Enhanced Automatic Coronary Sinus Veins Segmentation Model Based on Hausdorff Distance Loss Function and Multi-Architecture Neural Network Ensemble

Chiara Arduino1, Stepan Zubarev2, Margarita Budanova3, Mikhail Chmelevsky4, Sergei Rud5, Aleksandr Sinitca6
1XSpline S.p.A., 2Almazov National Medical Research Center, Saint-Petersburg, Russia; Institute Of Immunology and Physiology, Ural Branch of the Russian Academy of Sciences, Ekaterinburg, Russia; Xspline S.p.a, Bolzano, Italy, 3Federal Almazov National Medical Research Center, 4Division of Cardiology, Fondazione Cardiocentro Ticino, 5Almazov National Medical Research Center, 6XSpline SpA


Abstract

Aim: This study aimed on improvement of a Coronary Sinus Veins (CS) reconstruction using the proprietary cardiac computer tomography (CT) protocol. Specifically, increasing of performance in terms of Dice score and Hausdorff Distance and also improving overall performance to reduce computation time. These cardiac structures are crucial for pre-procedural CRT assessment and successful LV lead implantation but are often poorly visible. The goal of the study was to accurately identify suitable target structures and finally improve the efficiency of CRT within our noninvasive ECG mapping technology.

Methods: The method used in this study relies on an ensemble of state-of-the-art neural networks (NN) for medical image segmentation, precisely: SwinUnet, UNet++ and SegResNet. It utilizes a large dataset and introduces a novel approach to training time loss function, combining loss function based on Dice, Common Entropy and Hausdorff Distance loss functions. Our research team extended an early collected a high-quality dataset consisting of two sets of cardiac CT studies, in particular: 130 cases of patients selected for CRT procedure (CRT subset) and 127 cases of patients selected for primary pulmonary vein isolation surgery of the left atrium (Extra subset). Each DICOM image was manually segmented by radiologist and further independently validated by two cardiologists. To test the method, 39 cases were randomly selected from the CRT subset, while the other 91+127 cases were used to train neural networks during a 5-fold cross-validation procedure.

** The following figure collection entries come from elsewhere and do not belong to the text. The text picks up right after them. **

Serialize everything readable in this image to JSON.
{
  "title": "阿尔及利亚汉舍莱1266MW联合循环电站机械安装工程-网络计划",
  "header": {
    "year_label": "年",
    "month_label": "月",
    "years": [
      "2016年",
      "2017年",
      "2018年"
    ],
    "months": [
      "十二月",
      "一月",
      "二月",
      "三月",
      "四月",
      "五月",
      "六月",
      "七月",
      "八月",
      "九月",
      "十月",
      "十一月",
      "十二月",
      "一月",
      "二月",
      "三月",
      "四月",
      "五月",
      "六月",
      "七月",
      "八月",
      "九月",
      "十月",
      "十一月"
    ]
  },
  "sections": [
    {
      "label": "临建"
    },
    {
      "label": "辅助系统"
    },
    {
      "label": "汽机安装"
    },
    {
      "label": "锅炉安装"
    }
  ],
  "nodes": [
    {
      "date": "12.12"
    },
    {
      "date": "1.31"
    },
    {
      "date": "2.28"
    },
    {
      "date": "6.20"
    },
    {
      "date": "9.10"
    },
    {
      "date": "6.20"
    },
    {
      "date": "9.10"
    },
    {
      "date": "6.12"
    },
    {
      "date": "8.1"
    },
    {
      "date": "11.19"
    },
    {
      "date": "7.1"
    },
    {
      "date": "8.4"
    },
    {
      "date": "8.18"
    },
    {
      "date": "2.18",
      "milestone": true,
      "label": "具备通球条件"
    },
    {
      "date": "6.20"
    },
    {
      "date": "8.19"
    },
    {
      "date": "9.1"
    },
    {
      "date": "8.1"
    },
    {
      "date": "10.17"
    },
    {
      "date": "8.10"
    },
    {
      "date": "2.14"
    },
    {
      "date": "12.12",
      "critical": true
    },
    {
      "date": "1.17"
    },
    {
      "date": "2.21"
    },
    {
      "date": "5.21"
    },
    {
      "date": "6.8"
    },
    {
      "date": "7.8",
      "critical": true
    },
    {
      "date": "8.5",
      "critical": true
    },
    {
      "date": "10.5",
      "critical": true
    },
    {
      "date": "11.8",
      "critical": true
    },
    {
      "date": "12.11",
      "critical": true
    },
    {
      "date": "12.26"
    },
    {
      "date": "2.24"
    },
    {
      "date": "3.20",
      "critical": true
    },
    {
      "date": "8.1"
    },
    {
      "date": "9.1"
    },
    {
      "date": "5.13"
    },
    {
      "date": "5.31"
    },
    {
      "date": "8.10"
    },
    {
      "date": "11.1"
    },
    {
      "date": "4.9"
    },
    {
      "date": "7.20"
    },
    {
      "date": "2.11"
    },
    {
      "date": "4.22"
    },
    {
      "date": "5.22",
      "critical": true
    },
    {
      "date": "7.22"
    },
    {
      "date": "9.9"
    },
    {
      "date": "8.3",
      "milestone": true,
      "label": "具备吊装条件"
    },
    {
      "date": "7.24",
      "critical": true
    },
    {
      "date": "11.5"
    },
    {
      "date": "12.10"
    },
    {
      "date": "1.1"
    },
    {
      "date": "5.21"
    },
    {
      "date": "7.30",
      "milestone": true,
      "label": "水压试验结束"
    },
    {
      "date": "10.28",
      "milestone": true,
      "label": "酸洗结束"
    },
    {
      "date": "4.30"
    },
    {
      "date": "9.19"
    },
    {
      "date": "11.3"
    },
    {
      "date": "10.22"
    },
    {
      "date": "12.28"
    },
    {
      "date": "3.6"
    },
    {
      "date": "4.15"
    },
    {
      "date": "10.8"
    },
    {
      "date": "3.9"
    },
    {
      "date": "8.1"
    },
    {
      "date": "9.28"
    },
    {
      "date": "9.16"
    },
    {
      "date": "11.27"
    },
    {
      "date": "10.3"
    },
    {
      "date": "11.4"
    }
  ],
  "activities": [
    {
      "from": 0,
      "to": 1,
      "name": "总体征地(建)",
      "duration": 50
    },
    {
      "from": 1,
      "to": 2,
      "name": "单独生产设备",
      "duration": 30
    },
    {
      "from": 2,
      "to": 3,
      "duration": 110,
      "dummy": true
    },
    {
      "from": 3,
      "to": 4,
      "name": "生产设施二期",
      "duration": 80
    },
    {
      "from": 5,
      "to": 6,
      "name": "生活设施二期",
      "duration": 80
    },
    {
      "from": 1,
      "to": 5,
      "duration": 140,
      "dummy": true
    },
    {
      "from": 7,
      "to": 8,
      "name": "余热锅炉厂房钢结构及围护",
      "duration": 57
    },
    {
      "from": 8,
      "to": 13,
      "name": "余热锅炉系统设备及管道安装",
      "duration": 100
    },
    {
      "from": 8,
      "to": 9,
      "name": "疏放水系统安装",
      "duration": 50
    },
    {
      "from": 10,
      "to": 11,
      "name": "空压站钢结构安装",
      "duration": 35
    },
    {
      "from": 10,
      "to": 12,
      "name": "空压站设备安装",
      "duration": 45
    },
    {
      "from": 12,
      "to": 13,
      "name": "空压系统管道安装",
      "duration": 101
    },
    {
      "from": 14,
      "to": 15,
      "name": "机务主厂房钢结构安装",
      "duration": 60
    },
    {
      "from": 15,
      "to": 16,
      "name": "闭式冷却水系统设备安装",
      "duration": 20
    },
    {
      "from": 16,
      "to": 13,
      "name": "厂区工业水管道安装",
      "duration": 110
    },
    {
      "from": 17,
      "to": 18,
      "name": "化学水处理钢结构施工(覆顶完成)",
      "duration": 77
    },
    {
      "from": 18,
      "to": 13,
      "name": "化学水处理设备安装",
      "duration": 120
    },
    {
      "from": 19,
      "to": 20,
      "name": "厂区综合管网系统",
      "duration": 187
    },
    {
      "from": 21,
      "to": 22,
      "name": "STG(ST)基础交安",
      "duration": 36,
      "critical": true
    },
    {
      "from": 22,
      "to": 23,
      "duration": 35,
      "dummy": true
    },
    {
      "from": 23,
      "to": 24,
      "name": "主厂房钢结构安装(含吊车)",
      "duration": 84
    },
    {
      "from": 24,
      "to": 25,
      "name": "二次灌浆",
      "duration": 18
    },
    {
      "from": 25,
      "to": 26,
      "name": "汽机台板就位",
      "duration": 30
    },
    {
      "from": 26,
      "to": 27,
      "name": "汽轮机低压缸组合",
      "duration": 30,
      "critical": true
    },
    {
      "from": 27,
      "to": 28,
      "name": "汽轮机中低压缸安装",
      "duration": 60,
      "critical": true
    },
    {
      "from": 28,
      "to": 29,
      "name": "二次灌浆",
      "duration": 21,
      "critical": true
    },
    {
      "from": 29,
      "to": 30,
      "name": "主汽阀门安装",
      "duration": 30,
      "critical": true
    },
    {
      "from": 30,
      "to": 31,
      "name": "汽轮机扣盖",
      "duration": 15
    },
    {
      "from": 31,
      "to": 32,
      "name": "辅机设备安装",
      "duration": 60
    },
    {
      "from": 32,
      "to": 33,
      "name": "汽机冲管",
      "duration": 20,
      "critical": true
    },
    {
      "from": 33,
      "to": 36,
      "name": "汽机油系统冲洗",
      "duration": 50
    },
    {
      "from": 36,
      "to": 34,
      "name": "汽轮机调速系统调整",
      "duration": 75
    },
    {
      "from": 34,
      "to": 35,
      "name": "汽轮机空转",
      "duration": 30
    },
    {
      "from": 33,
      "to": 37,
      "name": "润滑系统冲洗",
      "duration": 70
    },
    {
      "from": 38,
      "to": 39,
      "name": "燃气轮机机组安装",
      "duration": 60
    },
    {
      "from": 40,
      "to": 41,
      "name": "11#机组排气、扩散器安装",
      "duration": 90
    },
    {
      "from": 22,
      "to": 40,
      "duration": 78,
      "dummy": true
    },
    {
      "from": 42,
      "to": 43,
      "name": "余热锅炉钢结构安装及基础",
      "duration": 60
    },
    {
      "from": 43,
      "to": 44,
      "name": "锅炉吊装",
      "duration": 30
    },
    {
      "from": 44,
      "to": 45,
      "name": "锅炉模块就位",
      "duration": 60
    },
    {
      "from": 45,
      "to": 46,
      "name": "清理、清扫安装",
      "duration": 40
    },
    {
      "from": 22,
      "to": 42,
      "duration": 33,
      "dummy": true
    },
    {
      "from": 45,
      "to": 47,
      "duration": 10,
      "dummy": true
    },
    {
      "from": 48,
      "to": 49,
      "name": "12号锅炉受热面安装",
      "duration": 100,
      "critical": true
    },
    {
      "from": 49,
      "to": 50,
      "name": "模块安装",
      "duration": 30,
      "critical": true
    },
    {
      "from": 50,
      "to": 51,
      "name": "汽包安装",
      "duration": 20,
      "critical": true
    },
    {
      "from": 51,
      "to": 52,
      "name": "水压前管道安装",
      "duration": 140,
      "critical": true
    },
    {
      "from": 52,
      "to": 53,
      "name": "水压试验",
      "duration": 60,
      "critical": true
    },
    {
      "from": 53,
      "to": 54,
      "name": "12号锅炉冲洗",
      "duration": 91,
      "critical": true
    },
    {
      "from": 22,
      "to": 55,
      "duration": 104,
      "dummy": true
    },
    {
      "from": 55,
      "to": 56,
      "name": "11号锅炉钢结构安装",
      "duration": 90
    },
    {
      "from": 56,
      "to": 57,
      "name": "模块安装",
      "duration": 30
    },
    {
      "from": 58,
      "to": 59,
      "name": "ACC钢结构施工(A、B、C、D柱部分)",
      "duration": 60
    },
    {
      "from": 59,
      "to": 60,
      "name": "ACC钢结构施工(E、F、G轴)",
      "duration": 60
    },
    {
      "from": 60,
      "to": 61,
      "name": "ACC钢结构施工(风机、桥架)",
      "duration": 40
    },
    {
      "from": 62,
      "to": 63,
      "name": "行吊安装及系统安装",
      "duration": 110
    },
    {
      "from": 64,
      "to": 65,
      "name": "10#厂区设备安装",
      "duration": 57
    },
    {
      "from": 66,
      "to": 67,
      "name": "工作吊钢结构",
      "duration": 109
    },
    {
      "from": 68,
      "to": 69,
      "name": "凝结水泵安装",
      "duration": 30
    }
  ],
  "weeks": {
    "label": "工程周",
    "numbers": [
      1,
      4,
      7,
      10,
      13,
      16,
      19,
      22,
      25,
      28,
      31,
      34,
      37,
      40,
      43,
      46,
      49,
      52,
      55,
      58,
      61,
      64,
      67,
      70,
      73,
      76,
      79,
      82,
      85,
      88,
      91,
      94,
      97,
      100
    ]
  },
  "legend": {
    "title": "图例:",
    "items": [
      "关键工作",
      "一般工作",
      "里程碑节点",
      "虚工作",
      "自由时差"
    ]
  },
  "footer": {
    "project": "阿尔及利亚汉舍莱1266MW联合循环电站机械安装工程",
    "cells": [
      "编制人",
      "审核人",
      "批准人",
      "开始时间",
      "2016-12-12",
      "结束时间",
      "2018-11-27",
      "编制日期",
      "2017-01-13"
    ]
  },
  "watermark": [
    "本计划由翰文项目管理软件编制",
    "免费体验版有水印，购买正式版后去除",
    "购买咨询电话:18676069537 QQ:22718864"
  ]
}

Results: The results of the study indicate that the ensemble neural network achieved a quality of 0.81 of the dice score, 88.59~mm in terms of Hausdorff Distance and 0.85~mm in terms of mean surface distance on the test subset. This represents a significant improvement over the early results obtained.

Conclusion: The study improved an overall quality of automatic CS anatomy reconstruction and also extended a high-quality dataset.